If they wanted to, they could use facial recognition to:
  • Read guest emotion to get a sense of whether they’re having fun. If Disney created a unique “magical moment“ (character visit, surprise discount/fastpass, etc.) for a guest who might not be enjoying themselves, that’d be a plus.
  • Incentivize balanced crowds. Adventureland overly crowded? Send anyone who hasn’t yet visited Tomorrowland today a surprise fastpass to ride TRON (maybe Genie will do this?)
  • Greet guests by name (MagicBands already provide this capability).
  • Actual high-quality candid photos and videos of my party throughout the day (on rides, while watching parades, etc.)
  • Enable “one-per-customer” events/giveaways (and then actually enforce them so there’s enough for everyone).
  • AAs that track guests’ gaze and react accordingly.
These are the sorts of things that might make me more excited about facial recognition. At the very least, keeping bad guys away from Disney property (preferably well before they arrive at the front gates) is a pretty good use, I suppose.
 

GimpYancIent

Well-Known Member
BTW, not saying I’m super excited about being tracked through the parks like every website tracks us through the internet. They already know so much about me, I’ve yet to see how Disney would use this additional data collection to provide perceived value to guests.

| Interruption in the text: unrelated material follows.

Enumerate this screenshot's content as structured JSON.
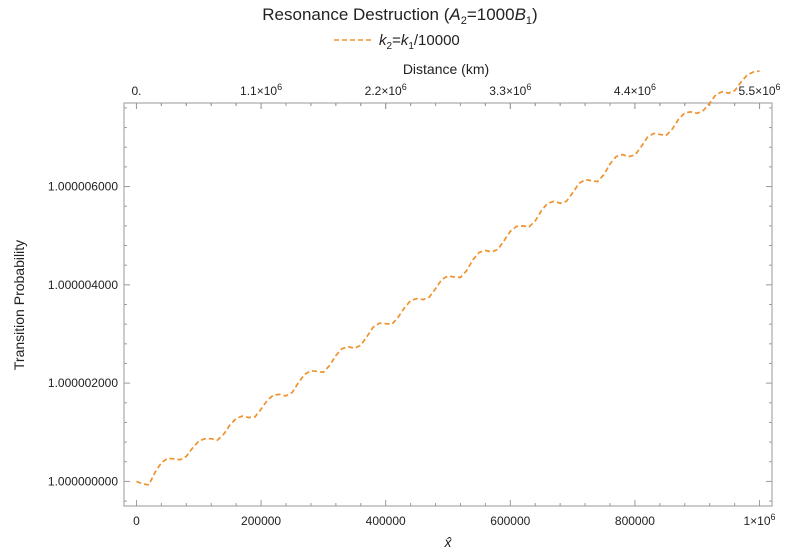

If they wanted to, they could use facial recognition to:
  • Read guest emotion to get a sense of whether they’re having fun. If Disney created a unique “magical moment“ (character visit, surprise discount/fastpass, etc.) for a guest who might not be enjoying themselves, that’d be a plus.
  • Incentivize balanced crowds. Adventureland overly crowded? Send anyone who hasn’t yet visited Tomorrowland today a surprise fastpass to ride TRON (maybe Genie will do this?)
  • Greet guests by name (MagicBands already provide this capability).
  • Actual high-quality candid photos and videos of my party throughout the day (on rides, while watching parades, etc.)
  • Enable “one-per-customer” events/giveaways (and then actually enforce them so there’s enough for everyone).
  • AAs that track guests’ gaze and react accordingly.
These are the sorts of things that might make me more excited about facial recognition. At the very least, keeping bad guys away from Disney property (preferably well before they arrive at the front gates) is a pretty good use, I suppose.
Never said perceived value to guests but the value Disney gets out of it. Disney has already mentioned the images will not be retained beyond 30 days, how will that enhance security tracking long term i.e. people that are banned?
 

_caleb

Well-Known Member
Never said perceived value to guests but the value Disney gets out of it. Disney has already mentioned the images will not be retained beyond 30 days, how will that enhance security tracking long term i.e. people that are banned?
Right- not disagreeing with you at all.

Maybe there’s a clause in the 30-day retention policy that says “unless you sneak into Epcot after hours/steal an audio animatronic...” or something?